Enterprise integrations are the new competitive moat. Anthropic’s marketplace, OpenAI’s connected apps, Cursor’s integrations—platforms are competing on how many tools they plug into, not just model quality. The “best model” matters less if the other platform plugs into your existing tools.
Model consolidation is accelerating. OpenAI retired four models in a single day. Claude Sonnet 4.6 replaced older versions as the default. The “too many models” era is ending. Vendors are converging on fewer, better models with broader capabilities.
Five Things You Can Do This Week
I try to end every brief with things you can actually do—not just read about.
1. Test ChatGPT Agent on a real workflow. Pick something you do every week. Competitive research, vendor comparison, travel booking. Hand it to ChatGPT Agent. Time it. Compare to your manual process. Don’t judge on perfection—judge on “80% as good in 10% of the time.” Because if it is, that changes your operating model.

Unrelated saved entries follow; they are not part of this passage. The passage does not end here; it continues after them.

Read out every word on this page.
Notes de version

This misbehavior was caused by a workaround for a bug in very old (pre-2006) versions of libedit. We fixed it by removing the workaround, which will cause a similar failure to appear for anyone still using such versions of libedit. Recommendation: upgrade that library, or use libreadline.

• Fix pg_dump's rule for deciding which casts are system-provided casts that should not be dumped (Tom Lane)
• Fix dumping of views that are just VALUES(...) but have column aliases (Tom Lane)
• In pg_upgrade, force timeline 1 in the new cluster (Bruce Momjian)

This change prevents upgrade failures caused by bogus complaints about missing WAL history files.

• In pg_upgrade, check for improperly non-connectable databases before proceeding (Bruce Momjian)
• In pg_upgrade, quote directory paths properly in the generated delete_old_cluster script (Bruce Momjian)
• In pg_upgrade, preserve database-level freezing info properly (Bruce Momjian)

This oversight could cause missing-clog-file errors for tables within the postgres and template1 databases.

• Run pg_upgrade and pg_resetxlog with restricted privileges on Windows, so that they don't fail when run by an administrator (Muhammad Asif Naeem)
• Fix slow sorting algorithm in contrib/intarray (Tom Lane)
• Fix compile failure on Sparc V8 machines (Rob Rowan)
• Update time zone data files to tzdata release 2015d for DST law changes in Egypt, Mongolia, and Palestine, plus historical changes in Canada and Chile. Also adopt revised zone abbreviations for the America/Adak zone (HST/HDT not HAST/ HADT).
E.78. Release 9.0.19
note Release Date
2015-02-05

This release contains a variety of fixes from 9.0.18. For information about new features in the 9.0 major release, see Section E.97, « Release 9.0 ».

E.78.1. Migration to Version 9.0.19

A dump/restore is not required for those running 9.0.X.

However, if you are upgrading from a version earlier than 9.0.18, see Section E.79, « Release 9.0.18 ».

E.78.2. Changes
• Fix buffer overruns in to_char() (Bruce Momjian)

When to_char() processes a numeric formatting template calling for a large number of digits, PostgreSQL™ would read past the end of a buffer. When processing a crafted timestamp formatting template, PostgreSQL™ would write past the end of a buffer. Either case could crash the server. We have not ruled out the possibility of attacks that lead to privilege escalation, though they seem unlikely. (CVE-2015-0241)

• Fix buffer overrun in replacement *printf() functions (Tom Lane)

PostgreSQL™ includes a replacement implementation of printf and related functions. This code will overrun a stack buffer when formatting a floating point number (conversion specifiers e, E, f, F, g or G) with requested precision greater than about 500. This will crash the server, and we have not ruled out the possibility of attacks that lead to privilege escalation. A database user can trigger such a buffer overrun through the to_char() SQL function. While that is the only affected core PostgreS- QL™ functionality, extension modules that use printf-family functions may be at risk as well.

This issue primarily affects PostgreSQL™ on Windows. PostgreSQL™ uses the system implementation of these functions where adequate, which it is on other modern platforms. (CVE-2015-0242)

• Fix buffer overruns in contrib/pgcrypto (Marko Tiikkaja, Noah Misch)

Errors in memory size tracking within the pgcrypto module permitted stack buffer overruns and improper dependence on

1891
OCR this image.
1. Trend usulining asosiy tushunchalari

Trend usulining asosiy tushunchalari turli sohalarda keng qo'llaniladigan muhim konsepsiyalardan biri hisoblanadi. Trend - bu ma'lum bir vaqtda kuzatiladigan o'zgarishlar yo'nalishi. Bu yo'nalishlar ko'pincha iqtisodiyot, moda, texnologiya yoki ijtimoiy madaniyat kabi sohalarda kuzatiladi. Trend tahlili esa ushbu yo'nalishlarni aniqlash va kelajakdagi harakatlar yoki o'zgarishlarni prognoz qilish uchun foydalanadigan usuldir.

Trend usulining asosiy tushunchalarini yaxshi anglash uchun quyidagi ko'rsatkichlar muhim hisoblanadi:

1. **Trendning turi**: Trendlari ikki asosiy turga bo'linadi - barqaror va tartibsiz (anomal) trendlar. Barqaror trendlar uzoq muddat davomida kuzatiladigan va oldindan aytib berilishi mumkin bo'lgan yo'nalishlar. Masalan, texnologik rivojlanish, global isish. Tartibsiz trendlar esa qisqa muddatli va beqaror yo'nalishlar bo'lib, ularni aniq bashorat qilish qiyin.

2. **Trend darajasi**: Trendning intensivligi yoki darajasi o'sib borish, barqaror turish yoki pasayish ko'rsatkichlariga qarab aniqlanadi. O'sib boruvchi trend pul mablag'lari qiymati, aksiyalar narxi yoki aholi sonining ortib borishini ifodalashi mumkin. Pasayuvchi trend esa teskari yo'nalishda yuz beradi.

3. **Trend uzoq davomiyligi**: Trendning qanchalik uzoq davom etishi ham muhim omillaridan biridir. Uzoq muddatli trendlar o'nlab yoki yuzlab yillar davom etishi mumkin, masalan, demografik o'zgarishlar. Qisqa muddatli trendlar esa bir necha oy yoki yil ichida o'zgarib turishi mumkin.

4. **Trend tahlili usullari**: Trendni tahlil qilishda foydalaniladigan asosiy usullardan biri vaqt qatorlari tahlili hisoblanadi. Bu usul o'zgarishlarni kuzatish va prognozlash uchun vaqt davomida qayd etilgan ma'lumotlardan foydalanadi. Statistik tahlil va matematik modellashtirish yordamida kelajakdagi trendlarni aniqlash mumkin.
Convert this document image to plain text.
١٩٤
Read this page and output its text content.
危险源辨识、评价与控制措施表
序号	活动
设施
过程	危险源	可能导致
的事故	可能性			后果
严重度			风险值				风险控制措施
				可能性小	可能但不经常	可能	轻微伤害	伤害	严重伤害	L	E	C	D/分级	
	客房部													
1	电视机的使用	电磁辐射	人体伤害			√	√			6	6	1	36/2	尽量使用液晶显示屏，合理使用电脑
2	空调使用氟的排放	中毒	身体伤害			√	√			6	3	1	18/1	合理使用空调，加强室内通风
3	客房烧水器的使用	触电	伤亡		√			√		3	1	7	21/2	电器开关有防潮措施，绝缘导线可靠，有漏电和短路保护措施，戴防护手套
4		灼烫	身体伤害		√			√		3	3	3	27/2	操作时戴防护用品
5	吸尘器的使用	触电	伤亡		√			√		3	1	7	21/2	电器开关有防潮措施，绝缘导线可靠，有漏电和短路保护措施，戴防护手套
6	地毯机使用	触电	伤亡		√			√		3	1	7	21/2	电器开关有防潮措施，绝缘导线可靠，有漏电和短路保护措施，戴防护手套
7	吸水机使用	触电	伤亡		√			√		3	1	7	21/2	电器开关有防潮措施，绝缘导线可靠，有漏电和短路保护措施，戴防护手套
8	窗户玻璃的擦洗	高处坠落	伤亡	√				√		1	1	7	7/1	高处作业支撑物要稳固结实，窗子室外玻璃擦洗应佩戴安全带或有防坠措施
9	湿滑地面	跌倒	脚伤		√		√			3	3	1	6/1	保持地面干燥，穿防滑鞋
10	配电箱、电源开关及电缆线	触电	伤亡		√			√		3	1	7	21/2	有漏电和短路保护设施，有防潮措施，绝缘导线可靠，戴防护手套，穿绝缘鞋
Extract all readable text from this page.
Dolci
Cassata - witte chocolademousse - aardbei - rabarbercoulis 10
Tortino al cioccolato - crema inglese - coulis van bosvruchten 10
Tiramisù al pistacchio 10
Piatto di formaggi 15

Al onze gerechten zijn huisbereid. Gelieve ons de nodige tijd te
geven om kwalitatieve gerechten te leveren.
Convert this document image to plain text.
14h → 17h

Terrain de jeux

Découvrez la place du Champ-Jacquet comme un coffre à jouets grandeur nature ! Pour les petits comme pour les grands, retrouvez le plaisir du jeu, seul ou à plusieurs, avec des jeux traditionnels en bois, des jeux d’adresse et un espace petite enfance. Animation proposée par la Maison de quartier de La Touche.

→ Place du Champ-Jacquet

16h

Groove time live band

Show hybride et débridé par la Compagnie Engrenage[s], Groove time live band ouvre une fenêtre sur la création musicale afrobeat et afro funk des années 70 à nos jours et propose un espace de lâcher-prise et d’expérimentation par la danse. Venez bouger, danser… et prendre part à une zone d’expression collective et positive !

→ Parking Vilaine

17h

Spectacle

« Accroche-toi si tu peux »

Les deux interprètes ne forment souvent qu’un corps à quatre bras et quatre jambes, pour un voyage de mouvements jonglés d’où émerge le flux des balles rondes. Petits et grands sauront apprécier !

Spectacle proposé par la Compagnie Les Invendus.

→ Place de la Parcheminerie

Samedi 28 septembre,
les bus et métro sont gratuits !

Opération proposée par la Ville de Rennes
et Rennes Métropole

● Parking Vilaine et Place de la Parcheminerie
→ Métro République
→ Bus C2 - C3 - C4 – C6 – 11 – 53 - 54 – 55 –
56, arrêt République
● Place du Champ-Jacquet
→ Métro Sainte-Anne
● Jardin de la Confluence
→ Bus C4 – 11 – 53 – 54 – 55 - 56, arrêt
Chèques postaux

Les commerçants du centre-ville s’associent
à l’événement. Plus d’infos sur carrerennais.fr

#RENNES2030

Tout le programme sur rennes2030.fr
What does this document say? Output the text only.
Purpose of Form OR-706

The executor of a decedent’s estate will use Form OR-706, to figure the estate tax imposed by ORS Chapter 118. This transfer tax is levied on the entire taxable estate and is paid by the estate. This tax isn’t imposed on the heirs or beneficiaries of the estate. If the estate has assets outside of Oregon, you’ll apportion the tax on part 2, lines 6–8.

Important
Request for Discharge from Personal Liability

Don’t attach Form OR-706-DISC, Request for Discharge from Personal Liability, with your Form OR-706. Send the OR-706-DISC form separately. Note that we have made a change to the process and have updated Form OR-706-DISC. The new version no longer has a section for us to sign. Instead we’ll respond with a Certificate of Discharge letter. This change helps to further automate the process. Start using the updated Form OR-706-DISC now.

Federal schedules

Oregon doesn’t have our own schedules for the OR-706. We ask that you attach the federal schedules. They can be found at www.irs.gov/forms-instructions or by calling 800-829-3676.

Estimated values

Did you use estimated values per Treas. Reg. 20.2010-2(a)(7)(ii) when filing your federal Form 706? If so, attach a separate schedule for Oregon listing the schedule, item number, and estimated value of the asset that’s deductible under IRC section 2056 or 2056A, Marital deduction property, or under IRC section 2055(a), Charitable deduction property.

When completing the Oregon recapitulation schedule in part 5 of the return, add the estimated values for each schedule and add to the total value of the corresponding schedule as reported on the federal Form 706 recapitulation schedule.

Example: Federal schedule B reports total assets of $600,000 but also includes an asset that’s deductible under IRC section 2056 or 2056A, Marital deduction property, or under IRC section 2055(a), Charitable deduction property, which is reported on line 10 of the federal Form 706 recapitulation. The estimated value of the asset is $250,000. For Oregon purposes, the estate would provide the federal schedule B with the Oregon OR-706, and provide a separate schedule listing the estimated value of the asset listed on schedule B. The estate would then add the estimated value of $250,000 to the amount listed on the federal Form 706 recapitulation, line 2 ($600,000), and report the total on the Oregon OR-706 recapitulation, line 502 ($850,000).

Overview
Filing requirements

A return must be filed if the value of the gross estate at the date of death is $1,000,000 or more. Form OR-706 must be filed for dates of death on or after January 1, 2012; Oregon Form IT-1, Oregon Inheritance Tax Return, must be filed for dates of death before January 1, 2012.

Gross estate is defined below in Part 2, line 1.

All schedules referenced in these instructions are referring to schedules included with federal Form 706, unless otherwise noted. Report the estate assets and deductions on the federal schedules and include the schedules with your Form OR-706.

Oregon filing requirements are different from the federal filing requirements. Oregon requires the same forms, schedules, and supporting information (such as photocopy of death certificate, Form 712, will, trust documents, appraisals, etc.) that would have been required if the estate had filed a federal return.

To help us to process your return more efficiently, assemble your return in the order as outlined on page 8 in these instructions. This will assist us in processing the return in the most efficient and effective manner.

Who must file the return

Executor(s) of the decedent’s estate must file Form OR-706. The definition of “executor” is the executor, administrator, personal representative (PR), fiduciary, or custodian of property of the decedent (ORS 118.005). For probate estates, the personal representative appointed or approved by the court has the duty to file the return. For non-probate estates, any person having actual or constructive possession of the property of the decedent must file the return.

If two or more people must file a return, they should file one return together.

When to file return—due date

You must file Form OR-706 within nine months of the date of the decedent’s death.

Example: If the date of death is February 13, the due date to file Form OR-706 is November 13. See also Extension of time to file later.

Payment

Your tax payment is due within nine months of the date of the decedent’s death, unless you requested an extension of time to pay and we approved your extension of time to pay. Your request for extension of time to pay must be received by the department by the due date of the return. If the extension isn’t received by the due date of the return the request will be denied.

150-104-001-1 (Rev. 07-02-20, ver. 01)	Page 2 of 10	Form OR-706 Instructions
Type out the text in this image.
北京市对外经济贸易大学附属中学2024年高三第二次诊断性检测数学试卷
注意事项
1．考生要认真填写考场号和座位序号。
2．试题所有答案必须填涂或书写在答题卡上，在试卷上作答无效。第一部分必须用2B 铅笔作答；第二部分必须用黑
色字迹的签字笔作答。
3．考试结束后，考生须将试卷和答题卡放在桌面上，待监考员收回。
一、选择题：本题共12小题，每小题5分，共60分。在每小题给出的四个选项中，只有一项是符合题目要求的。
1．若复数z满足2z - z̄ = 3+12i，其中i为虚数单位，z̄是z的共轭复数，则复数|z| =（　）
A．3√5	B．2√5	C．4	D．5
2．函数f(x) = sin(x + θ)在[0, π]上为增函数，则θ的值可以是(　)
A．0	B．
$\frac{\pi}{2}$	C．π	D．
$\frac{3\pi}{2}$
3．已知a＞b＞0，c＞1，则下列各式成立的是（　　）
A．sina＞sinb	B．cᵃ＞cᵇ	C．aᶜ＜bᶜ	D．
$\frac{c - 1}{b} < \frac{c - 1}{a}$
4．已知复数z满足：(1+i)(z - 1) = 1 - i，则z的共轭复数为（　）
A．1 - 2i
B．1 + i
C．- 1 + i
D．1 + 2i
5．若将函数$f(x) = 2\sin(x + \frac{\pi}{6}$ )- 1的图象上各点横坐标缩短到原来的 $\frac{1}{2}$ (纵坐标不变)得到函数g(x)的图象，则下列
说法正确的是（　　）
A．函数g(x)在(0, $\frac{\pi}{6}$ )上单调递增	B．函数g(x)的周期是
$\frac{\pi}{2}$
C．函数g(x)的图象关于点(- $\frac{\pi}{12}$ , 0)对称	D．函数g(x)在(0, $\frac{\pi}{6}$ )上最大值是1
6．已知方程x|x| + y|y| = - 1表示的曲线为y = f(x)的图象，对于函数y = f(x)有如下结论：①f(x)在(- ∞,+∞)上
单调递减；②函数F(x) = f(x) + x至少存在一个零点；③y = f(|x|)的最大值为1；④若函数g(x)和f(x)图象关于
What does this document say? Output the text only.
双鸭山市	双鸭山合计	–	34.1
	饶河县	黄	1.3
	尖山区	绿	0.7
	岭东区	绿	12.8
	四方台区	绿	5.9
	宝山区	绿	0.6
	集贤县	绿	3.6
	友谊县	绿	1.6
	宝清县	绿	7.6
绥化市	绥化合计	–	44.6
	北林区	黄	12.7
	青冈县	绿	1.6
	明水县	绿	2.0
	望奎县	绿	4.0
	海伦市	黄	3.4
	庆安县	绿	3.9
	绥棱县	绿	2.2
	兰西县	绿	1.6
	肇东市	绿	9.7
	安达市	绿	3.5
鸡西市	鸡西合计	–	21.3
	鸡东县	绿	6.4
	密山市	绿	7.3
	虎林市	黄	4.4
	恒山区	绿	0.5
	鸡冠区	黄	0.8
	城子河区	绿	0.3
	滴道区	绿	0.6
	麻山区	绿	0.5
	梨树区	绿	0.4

2. Audit your AI plugin stack. Anthropic and OpenAI both launched enterprise integrations this month. Map which department workflows in your org are repetitive and document-heavy. Check if the new plugins cover them. If you’re on Claude Enterprise, talk to your admin about a pilot.
3. Benchmark Gemini 3.1 Pro. Take your hardest analytical prompt and run it through Gemini, Claude, and GPT. The results might surprise you. Google’s reasoning jump is real.
4. Run a Cursor Cloud Agent experiment. Five low-risk tasks. Measure time-to-PR, quality, and human review time. The data will tell you whether autonomous agents are ready for your engineering team.
5. Understand your AI advertising exposure. Ads landed in ChatGPT at $60 CPM. If you’re a marketer, test it. If you’re an exec, your free-tier employees are seeing ads in their AI tools now. Decide if paid plans are worth the conversation.
What to Watch Next Week
Keep an eye on the ChatGPT Agent rollout to Plus and Team users—that’s when we’ll see mainstream adoption data.
Watch for enterprise reactions to Anthropic’s plugin marketplace, especially in financial services and legal. Those sectors move first when the tools are right.
And pay attention to the White House’s “Rate Payer Protection Pledge” event on March 4th. Data center companies and AI labs will be formalizing how they share power costs. That’s the infrastructure story nobody’s talking about—and it will shape AI economics for years.